Positioning is typically done as a quadrant graph. You choose the spectrums to measure and place brands in relation to each other.
In this example, a fabricated consulting firm, ABS, can see competitive density among firms targeting broad verticals with a strategic orientation. A competitor, James Button, has carved out a more tactical and niche position. ABS identifies that as a space with less competition and moves toward it.

5 Sales Modeling
At this stage you're confirming how you're going to approach sales. Most businesses already have a model operating, often by default. The goal here is to make sure the model is deliberate, that everyone understands it, and that alternatives have at least been considered.
The four primary sales models
6 Sales & Marketing Motions
A sales and marketing motion maps the buyer's journey to a structured set of actions for both teams. It gives sales a more systematic way to move a lead toward an opportunity, and gives marketing a clear picture of what to build and when.

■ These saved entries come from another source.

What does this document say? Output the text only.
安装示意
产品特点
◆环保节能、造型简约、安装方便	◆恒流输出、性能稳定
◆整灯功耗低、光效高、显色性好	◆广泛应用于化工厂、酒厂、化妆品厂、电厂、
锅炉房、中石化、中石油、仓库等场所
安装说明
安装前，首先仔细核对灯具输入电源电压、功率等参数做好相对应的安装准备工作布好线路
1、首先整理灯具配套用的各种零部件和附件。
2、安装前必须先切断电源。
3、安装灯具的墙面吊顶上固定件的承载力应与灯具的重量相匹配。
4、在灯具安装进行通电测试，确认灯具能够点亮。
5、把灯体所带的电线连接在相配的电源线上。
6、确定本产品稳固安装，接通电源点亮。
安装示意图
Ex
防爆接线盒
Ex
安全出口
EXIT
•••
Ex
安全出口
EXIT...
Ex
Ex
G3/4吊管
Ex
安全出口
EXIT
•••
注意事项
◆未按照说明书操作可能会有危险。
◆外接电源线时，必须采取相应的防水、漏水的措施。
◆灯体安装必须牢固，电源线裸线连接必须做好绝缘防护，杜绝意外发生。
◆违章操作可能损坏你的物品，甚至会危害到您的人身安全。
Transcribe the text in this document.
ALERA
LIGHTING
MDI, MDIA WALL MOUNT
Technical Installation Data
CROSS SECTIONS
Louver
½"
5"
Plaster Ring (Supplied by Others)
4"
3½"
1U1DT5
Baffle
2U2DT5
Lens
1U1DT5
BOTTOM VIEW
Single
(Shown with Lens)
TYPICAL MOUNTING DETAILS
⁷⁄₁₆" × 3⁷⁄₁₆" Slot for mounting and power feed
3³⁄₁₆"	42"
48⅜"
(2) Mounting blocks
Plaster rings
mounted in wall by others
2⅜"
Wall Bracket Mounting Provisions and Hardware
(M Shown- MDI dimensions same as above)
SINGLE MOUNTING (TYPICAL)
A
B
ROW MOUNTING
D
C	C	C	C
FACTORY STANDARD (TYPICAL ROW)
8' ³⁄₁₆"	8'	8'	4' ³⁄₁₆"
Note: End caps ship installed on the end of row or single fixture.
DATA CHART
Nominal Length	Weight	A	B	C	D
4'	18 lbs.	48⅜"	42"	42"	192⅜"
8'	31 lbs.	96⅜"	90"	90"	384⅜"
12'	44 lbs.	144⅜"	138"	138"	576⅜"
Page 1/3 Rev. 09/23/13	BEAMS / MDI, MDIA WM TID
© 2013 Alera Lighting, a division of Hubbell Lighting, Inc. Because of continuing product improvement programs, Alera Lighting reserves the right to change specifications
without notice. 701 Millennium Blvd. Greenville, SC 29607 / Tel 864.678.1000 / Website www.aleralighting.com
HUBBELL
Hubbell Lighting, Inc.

An example of a simple sales motion and marketing motion mapped to a basic buyer’s journey.

7 Making the GTM Stick
The goal is for the GTM to live in how the organization operates, not as a document in a shared folder that nobody opens after the launch meeting.
- Survey key stakeholders or the full team. Make sure sales has meaningful input into what gets asked.
- Interview clients with sales staff present. Keep it conversational and focused on understanding why clients care and what draws their attention. Avoid turning it into a customer satisfaction review.
- Train leadership, especially the CEO, on the strategic value of marketing and brand. Executives manage many priorities; brand rarely rises to the top on its own. But when asked to describe the ideal client or the ideal market, they engage. Start there.